Non-state plans that opt into PEIA under option 2 would see a 9.7 percent premium increase and medical deductible and out-of-pocket increases of approximately 35 percent along with a hike in prescription drug costs.
Option 3 is also a blended approach (State plan & RHBT) and would include a 14.6 percent premium increase with retirees being exempt. Changes to non Medicare include a medical deductible increase of 50 percent under plan tiers, out of pocket expenses, and an increase in prescription co-pays or drug costs.
Several retirees and former educators spoke to the panel about their concerns, including Rosa Huffman, a teacher in the Kanawha County school system. Huffman asked why the public is not being given more time to understand and decide on the proposed options.
“Why is this plan being rushed through?” Huffman asked.
Sen. Amy Grady, R-Mason, said comments that the PEIA plan was rushed through the legislature are unfounded.
“It hasn’t been rushed, and that’s the misconception,” Grady said. “This specific plan has been worked on for at least a year. I know I was reaching out to people, saying ‘Give me some input on this,’ I’ve no reason to believe other senators and delegates don’t do that.”

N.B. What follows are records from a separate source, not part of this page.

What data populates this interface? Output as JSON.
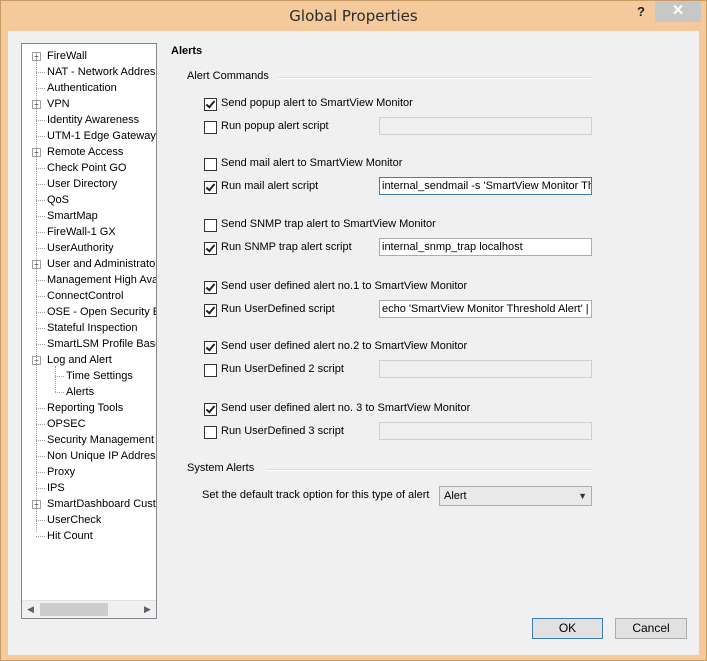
{
  "window": {
    "title": "Global Properties",
    "help_glyph": "?",
    "close_glyph": "✕"
  },
  "tree": {
    "items": [
      {
        "label": "FireWall",
        "expander": "+"
      },
      {
        "label": "NAT - Network Addres"
      },
      {
        "label": "Authentication"
      },
      {
        "label": "VPN",
        "expander": "+"
      },
      {
        "label": "Identity Awareness"
      },
      {
        "label": "UTM-1 Edge Gateway"
      },
      {
        "label": "Remote Access",
        "expander": "+"
      },
      {
        "label": "Check Point GO"
      },
      {
        "label": "User Directory"
      },
      {
        "label": "QoS"
      },
      {
        "label": "SmartMap"
      },
      {
        "label": "FireWall-1 GX"
      },
      {
        "label": "UserAuthority"
      },
      {
        "label": "User and Administrator",
        "expander": "+"
      },
      {
        "label": "Management High Ava"
      },
      {
        "label": "ConnectControl"
      },
      {
        "label": "OSE - Open Security E"
      },
      {
        "label": "Stateful Inspection"
      },
      {
        "label": "SmartLSM Profile Base"
      },
      {
        "label": "Log and Alert",
        "expander": "−"
      },
      {
        "label": "Time Settings",
        "child": true
      },
      {
        "label": "Alerts",
        "child": true,
        "selected": true
      },
      {
        "label": "Reporting Tools"
      },
      {
        "label": "OPSEC"
      },
      {
        "label": "Security Management ."
      },
      {
        "label": "Non Unique IP Address"
      },
      {
        "label": "Proxy"
      },
      {
        "label": "IPS"
      },
      {
        "label": "SmartDashboard Custo",
        "expander": "+"
      },
      {
        "label": "UserCheck"
      },
      {
        "label": "Hit Count"
      }
    ],
    "scroll_left": "◀",
    "scroll_right": "▶"
  },
  "panel": {
    "title": "Alerts",
    "alert_commands_label": "Alert Commands",
    "system_alerts_label": "System Alerts",
    "rows": [
      {
        "checkbox_label": "Send popup alert to SmartView Monitor",
        "checked": true
      },
      {
        "checkbox_label": "Run popup alert script",
        "checked": false,
        "field": ""
      },
      {
        "checkbox_label": "Send mail alert to SmartView Monitor",
        "checked": false
      },
      {
        "checkbox_label": "Run mail alert script",
        "checked": true,
        "field": "internal_sendmail -s 'SmartView Monitor Thre"
      },
      {
        "checkbox_label": "Send SNMP trap alert to SmartView Monitor",
        "checked": false
      },
      {
        "checkbox_label": "Run SNMP trap alert script",
        "checked": true,
        "field": "internal_snmp_trap localhost"
      },
      {
        "checkbox_label": "Send user defined alert no.1 to SmartView Monitor",
        "checked": true
      },
      {
        "checkbox_label": "Run UserDefined script",
        "checked": true,
        "field": "echo 'SmartView Monitor Threshold Alert' | $"
      },
      {
        "checkbox_label": "Send user defined alert no.2 to SmartView Monitor",
        "checked": true
      },
      {
        "checkbox_label": "Run UserDefined 2 script",
        "checked": false,
        "field": ""
      },
      {
        "checkbox_label": "Send user defined alert no. 3 to SmartView Monitor",
        "checked": true
      },
      {
        "checkbox_label": "Run UserDefined 3 script",
        "checked": false,
        "field": ""
      }
    ],
    "default_track_label": "Set the default track option for this type of alert",
    "default_track_value": "Alert"
  },
  "buttons": {
    "ok": "OK",
    "cancel": "Cancel"
  }
}
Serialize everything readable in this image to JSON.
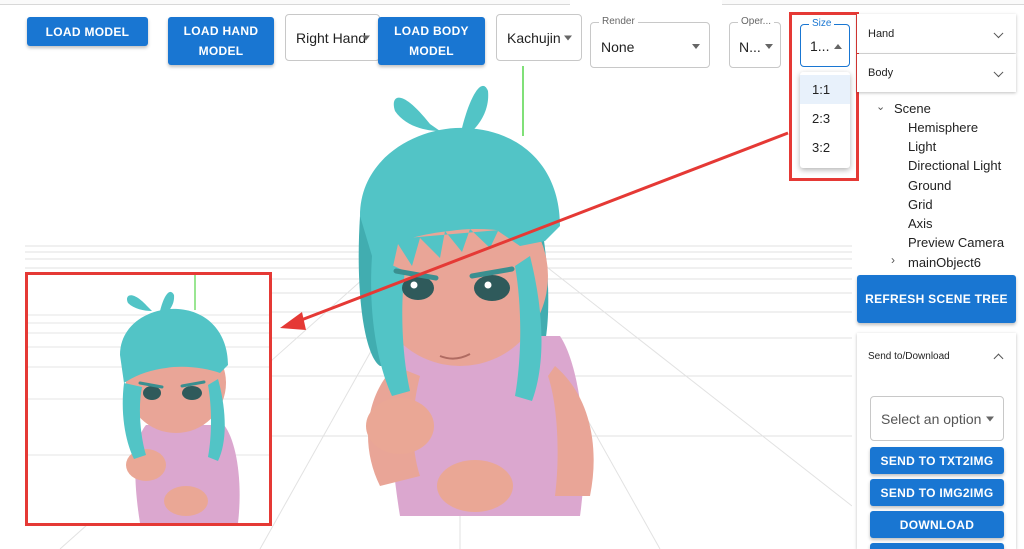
{
  "toolbar": {
    "load_model": "LOAD MODEL",
    "load_hand_model": "LOAD HAND MODEL",
    "hand_select": "Right Hand",
    "load_body_model": "LOAD BODY MODEL",
    "pose_select": "Kachujin",
    "render": {
      "label": "Render",
      "value": "None"
    },
    "operation": {
      "label": "Oper...",
      "value": "N..."
    },
    "size": {
      "label": "Size",
      "value": "1...",
      "options": [
        "1:1",
        "2:3",
        "3:2"
      ],
      "selected": "1:1"
    }
  },
  "sidebar": {
    "hand_label": "Hand",
    "body_label": "Body",
    "scene_tree": {
      "root": "Scene",
      "children": [
        "Hemisphere",
        "Light",
        "Directional Light",
        "Ground",
        "Grid",
        "Axis",
        "Preview Camera"
      ],
      "collapsed_child": "mainObject6"
    },
    "refresh_button": "REFRESH SCENE TREE",
    "send_to_label": "Send to/Download",
    "send_select_placeholder": "Select an option",
    "send_txt2img": "SEND TO TXT2IMG",
    "send_img2img": "SEND TO IMG2IMG",
    "download": "DOWNLOAD"
  },
  "colors": {
    "primary": "#1976d2",
    "highlight": "#e53935",
    "hair": "#52c4c6",
    "skin": "#e9a597",
    "dress": "#dba7cf"
  }
}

Grady said down the road the legislature may be able to consider taking money from the state’s “Rainy Day” fund to prevent an increase in costs for retirees, a suggestion put forward by West Virginia Education Association President Dale Lee.
When asked, the panel informed Lee that there was $74 million in the fund.
“Because I know that was a part of the fiscal note when you looked at Senate Bill version of 268 – whether the premiums would go up 14 percent or 26 percent based on the $74 million in the rainy day account,” Lee said. “I’m guessing that that money could still be used if the legislature appropriated the money, is that true?”
Haught responded, saying that it was his understanding that the expenditure side of the budget would not be completed until May 1st, but stated “theoretically” that was possible.
Del. Mike Pushkin, D-Kanawha, criticized the legislature for passing a bill that he said places strain on retirees.
“I mentioned the word arrogance earlier in regards to our current legislature, in regards to this super-duper majority,” Pushkin said. “I mentioned arrogance to raise premiums on public employees under the guise of a shell game of giving out a pay raise at the same time, while voting to give themselves a raise, a substantial raise for those in leadership.”
“They built into it cost of living adjustments for those at the top of the legislature, something they could not find it in their hearts to do for retirees for how many years?” he continued. “When’s the last time you got a cost-of-living adjustment if you’re a retiree?”
Pushkin contended that Gov. Jim Justice broke his promise when he said that premiums would not go up.
“When asked if he would raise premiums he said, ‘Not on my watch,’” Pushkin said.
Retired educator John Riddle told the panel that retirees are facing an ever-increasing cost of living.
“Let me tell you something, for 18 years of retirement, if you look at the cost of living, retirees on a fixed income are not in a very good spot,” Riddle said. “And all I’m asking you to do is to continue to allow our retirees to have a place at the table to talk with you.”
Three more public hearings are scheduled this week, including two on Tuesday at 6 p.m. in Morgantown at the Hampton Inn and in Huntington at the Mountain Health Arena. The fourth public hearing is on Wednesday at the Holiday Inn in Martinsburg.
The Finance Board will follow up with a meeting on Thursday, March 30 at 1 p.m. The board will consider comments from the public hearings and adopt the new Plan Year 2024 which will be published in the 2024 Shopper’s Guide.